# Can't make friends



## julia11 (Jul 28, 2016)

Hey everyone, I'm new in here. I don't know if you can help me but I'm just feeling really sad 'cause I don't have any friends. I literally have no one to talk to during the day, and that is making me so depressed...I've had depression for some years, but I got a little better 2 months ago, stopped thinking about suicide. Well, now it's back. I just don't know how to make friends, I always feel like I'm trying too hard to fit in. I don't know, I'm just so sad. Thanks for anyone who writes me back, peace to you all.


----------



## sad1231234 (Jul 10, 2016)

That must be very hard to cope with. Things always get better eventually, so whatever you do, dont give up hope. If you need someone to talk to, feel free to message me, i would love to have someone to chat to


----------



## tcv (Mar 2, 2010)

I know how you feel :hug


----------



## ShadowOnTheWallAlt (Jun 27, 2016)

What have you tried so far?

Links in my sig might help


----------



## Dream23 (Aug 2, 2016)

I feel ya. I don't understand when I visit the park and see people talking, laughing, and holding hands. It is truly something I don't understand myself.


----------



## Resergence (Mar 7, 2016)

Don't feel down bro I was walking threw my local cbd today and so many people socializing and I felt awkward and lonely so don't feel bad man.


----------



## jennyyyxo (Apr 3, 2015)

I feel the same way :frown2:


----------



## izzobaby (Jun 22, 2015)

julia11 said:


> I just don't know how to make friends, I always feel like I'm trying too hard to fit in. I don't know, I'm just so sad. Thanks for anyone who writes me back, peace to you all.


Feel your pain OP, many including myself deal with this issue 

One thing which is worth doing is figuring out what you're about...pursuing your passions/interests, understanding your personality, staying healthy and being confident in yourself. 
Because ultimately this will at least help attract the right types of people. Its something I'm slowly learning, "birds of one feather flock together".

If you're good person, Im sure the good people out there will wanna get to know you.

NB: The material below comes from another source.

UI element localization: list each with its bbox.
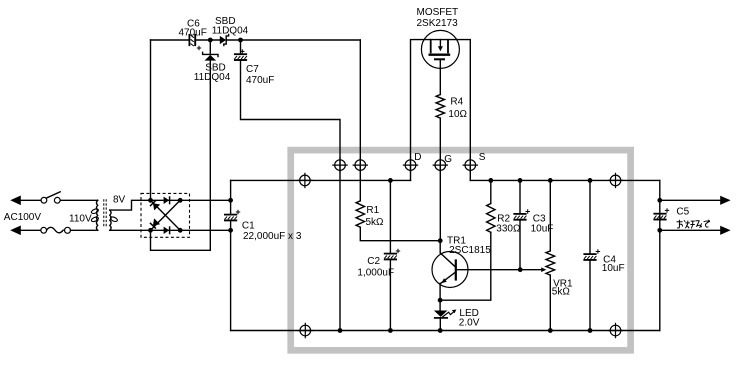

Just be wary with some people, I've been a victim to user type friends/people that have occasionally entered my life and its better to have two nice friends than a bunch of flakes lol.

Hopefully things will turn around for you soon OP (hugs).


----------



## twitchy666 (Apr 21, 2013)

*you can't make 'em √*

only their parents could

you're not their parent

Does this mean parents can't manufacture friends for offspring?


----------